The current study had several strengths and limitations. Because of the experimental within-subjects design with randomized presentation of the cases and diagnostic suggestions, it was possible to isolate the effect of the diagnostic suggestion. Furthermore, this study had a high power due to the within-subjects design. However, the experimental design also poses a limitation, as we could not replicate the time constraints and high level of uncertainty present in clinical practice. Additionally, the current findings are limited in their generalizability to practice, first because we included relatively inexperienced interns and second because we recruited participants by spreading the survey link online. The latter makes it difficult to calculate a response rate, as we cannot know how many interns saw the link but did not click it. This could limit the external validity of our sample. A related limitation is the high attrition rate (53/97); however, of the interns who started diagnosing cases only 5 failed to complete the experiment. Therefore it seems that participant attrition is not linked to the experiment itself, but rather to motivational factors such as a lack of compensation or personalized recruitment. Future research should replicate the current findings and investigate how diagnostic suggestions affect primary to secondary care referral in clinical practice and in more experienced physicians. Furthermore, this study did not consider the impact of diagnostic suggestions on some steps in the diagnostic process, such as ordering and interpreting investigations, due to practical considerations. Future studies should also consider how diagnostic suggestions impact other steps in the diagnostic process. Finally, the current study only focused on diagnostic suggestions from GPs: future studies could expand to include suggestions from other medical professionals, for example clinicians within the same department as the diagnostician, or from patients themselves, as these suggestions might be given different weights and could differentially affect diagnostic performance.
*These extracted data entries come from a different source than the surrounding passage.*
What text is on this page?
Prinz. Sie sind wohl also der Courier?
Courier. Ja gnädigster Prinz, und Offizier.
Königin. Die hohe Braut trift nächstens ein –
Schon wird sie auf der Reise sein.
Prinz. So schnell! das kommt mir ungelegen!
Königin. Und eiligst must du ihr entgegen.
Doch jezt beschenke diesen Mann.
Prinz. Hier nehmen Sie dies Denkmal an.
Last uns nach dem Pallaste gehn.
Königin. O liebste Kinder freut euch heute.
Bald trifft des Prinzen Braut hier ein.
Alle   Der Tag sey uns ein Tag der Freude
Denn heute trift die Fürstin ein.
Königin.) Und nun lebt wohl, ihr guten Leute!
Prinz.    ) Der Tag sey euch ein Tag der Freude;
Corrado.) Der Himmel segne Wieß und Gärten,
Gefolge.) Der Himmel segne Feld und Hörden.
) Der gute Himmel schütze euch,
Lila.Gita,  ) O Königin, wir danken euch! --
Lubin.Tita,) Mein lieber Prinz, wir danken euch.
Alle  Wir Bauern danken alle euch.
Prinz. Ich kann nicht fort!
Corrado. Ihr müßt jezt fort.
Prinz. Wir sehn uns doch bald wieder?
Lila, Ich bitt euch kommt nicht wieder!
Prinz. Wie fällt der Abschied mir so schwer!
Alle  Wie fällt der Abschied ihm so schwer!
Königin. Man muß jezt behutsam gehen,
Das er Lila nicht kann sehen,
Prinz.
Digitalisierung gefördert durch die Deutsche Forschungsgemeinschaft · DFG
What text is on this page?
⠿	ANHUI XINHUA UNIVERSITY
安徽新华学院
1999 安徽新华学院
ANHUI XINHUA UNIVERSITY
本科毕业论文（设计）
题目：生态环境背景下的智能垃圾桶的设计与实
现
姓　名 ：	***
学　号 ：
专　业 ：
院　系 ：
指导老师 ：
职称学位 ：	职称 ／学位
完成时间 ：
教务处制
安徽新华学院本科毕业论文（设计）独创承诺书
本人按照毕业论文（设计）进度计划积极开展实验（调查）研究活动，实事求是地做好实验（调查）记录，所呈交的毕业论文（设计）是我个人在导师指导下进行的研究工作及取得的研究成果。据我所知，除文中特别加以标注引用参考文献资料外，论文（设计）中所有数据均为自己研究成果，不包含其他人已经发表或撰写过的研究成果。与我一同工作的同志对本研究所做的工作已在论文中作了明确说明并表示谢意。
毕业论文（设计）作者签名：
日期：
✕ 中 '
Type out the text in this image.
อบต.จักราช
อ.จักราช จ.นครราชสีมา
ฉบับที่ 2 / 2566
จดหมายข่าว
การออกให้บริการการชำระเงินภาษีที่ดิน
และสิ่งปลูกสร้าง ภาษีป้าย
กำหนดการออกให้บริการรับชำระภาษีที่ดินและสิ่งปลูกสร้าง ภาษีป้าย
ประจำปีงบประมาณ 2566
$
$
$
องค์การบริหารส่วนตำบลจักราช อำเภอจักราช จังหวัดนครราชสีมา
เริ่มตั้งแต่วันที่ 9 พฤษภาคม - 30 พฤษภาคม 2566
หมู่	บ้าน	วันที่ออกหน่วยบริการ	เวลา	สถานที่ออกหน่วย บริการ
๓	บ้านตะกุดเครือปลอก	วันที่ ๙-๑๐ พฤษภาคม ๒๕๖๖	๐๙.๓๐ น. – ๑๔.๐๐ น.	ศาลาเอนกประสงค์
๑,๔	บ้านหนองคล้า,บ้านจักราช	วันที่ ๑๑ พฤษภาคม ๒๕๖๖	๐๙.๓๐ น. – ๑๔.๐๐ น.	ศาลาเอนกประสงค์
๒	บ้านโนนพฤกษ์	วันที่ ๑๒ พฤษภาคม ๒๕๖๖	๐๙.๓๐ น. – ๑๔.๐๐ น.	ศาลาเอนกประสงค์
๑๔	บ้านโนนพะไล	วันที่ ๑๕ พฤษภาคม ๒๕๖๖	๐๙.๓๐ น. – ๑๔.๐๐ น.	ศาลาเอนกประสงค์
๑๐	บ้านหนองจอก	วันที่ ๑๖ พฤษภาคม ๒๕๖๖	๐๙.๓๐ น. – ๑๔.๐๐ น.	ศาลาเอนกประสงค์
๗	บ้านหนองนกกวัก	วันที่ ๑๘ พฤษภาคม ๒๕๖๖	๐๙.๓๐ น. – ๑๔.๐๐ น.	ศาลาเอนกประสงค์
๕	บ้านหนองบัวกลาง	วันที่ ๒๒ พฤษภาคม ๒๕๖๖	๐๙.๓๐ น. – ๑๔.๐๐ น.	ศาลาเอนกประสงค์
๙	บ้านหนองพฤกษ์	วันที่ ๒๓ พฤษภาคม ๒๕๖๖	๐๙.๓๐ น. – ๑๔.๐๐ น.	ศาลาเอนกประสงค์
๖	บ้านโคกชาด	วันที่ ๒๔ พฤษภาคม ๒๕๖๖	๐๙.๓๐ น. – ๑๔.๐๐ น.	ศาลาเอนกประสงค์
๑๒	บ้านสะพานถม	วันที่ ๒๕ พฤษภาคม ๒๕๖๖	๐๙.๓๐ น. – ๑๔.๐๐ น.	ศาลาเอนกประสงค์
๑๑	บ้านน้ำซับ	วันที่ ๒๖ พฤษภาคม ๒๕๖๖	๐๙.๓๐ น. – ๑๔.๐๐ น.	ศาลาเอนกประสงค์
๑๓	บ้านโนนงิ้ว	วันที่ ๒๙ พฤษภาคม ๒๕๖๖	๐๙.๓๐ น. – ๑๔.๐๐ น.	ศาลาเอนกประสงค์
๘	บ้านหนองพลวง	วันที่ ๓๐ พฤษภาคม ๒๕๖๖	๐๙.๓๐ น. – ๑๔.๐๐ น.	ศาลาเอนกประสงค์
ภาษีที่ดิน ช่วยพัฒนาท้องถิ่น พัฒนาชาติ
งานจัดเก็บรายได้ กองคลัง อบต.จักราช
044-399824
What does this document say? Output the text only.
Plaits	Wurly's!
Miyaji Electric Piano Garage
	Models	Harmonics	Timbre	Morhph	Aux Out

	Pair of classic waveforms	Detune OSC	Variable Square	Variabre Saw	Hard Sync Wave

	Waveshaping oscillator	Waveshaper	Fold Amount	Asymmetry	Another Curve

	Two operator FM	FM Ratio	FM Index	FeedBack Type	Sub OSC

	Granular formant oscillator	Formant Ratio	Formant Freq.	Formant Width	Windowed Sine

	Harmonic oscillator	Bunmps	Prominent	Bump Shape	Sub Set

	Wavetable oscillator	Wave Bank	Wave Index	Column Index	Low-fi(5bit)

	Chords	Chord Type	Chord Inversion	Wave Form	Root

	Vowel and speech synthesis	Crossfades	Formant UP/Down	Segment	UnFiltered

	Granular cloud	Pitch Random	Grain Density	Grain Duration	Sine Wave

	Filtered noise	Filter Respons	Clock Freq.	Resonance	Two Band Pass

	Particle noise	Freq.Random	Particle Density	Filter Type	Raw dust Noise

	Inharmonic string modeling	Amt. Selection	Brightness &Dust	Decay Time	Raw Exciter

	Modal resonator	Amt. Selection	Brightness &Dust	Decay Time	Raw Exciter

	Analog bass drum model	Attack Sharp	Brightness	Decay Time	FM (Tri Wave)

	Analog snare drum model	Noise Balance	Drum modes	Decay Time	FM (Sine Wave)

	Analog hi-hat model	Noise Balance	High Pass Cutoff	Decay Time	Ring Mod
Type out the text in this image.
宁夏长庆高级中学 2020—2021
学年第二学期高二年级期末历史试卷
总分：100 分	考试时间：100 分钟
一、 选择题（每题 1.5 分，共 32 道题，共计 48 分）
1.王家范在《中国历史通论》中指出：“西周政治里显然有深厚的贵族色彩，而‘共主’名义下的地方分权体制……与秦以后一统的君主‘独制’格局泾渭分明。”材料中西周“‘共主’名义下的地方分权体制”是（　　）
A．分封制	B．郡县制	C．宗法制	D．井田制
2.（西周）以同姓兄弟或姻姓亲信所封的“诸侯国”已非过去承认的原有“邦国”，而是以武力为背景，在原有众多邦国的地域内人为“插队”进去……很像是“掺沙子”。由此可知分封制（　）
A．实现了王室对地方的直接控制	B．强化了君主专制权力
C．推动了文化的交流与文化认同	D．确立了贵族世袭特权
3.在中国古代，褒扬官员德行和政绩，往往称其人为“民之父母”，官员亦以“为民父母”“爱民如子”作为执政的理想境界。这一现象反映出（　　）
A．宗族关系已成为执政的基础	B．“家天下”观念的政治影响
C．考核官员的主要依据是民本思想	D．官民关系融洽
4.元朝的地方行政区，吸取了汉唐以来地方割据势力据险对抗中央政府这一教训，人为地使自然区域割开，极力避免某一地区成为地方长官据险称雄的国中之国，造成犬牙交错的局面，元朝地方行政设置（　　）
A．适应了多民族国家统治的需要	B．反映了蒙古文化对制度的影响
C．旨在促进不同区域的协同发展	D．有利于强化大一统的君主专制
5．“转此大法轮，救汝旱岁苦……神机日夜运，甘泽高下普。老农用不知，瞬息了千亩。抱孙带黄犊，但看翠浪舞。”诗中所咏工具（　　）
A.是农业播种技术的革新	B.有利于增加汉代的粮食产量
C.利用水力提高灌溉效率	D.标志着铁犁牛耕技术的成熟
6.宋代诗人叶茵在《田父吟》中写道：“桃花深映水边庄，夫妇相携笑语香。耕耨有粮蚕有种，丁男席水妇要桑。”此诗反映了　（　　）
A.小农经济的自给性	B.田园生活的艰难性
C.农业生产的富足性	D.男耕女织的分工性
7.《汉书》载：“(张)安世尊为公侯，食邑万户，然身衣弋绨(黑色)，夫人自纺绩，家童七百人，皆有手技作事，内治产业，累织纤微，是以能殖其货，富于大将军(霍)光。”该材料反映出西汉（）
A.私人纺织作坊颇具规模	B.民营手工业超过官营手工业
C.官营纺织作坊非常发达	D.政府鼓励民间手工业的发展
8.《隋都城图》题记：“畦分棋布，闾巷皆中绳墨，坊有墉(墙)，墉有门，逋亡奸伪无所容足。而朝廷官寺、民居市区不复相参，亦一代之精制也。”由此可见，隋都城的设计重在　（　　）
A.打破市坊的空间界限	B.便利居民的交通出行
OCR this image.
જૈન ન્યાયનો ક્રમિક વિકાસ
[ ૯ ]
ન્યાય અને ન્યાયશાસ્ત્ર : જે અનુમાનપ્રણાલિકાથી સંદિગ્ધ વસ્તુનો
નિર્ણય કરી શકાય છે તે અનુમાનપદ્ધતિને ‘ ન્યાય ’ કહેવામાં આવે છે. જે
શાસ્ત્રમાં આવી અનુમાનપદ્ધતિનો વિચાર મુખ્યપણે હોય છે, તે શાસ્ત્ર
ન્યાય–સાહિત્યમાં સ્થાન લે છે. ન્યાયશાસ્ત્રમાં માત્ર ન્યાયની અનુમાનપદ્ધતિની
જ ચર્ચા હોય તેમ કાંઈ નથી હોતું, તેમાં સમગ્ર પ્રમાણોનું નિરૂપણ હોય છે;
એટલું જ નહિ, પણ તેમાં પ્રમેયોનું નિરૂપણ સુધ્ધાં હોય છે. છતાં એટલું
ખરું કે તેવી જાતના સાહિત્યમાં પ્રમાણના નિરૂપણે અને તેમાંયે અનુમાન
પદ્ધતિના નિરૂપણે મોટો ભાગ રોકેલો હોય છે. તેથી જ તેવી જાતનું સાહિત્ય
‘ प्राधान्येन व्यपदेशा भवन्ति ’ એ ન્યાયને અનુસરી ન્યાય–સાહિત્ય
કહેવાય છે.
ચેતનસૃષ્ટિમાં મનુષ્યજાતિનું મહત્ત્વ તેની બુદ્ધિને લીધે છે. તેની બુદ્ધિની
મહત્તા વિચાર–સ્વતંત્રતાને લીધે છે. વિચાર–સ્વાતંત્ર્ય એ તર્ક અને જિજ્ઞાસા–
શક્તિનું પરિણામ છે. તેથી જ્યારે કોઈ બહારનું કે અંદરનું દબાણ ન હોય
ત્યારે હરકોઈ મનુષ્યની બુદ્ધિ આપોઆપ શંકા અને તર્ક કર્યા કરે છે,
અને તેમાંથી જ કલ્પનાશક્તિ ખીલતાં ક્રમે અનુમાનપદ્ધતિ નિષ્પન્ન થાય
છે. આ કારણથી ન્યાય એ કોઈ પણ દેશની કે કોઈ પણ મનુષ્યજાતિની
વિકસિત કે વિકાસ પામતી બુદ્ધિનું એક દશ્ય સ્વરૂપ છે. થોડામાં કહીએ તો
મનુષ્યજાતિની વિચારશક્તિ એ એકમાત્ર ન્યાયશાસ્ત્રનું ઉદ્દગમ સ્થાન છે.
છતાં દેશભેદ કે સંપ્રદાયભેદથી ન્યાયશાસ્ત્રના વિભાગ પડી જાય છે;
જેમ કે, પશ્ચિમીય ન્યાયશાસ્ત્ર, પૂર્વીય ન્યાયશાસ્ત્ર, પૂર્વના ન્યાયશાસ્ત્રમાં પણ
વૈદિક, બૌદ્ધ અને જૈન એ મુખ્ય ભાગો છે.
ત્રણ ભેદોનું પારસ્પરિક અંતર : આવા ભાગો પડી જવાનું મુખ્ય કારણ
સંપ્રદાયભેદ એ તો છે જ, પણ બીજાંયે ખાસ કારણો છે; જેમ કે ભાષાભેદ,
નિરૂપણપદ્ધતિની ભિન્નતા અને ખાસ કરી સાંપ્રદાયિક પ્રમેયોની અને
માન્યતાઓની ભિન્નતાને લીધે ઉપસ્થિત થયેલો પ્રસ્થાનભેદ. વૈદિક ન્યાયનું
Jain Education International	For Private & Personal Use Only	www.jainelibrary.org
In conclusion, diagnostic suggestions can reduce the number of diagnoses considered in the differential diagnosis of medical interns. Other aspects of diagnostic performance, namely interns’ diagnostic accuracy, confidence, and time to diagnose, were not affected. Healthcare providers should be aware of this phenomenon in order to limit unwanted effects. When training medical students in clinical reasoning, one could avoid diagnostic suggestions in order to train students in broad differential thinking. Considering the fact that various professionals are involved with the work-up in the ED, future research should repeat the experiment in other groups of professionals, such as medical specialists and triage nurses.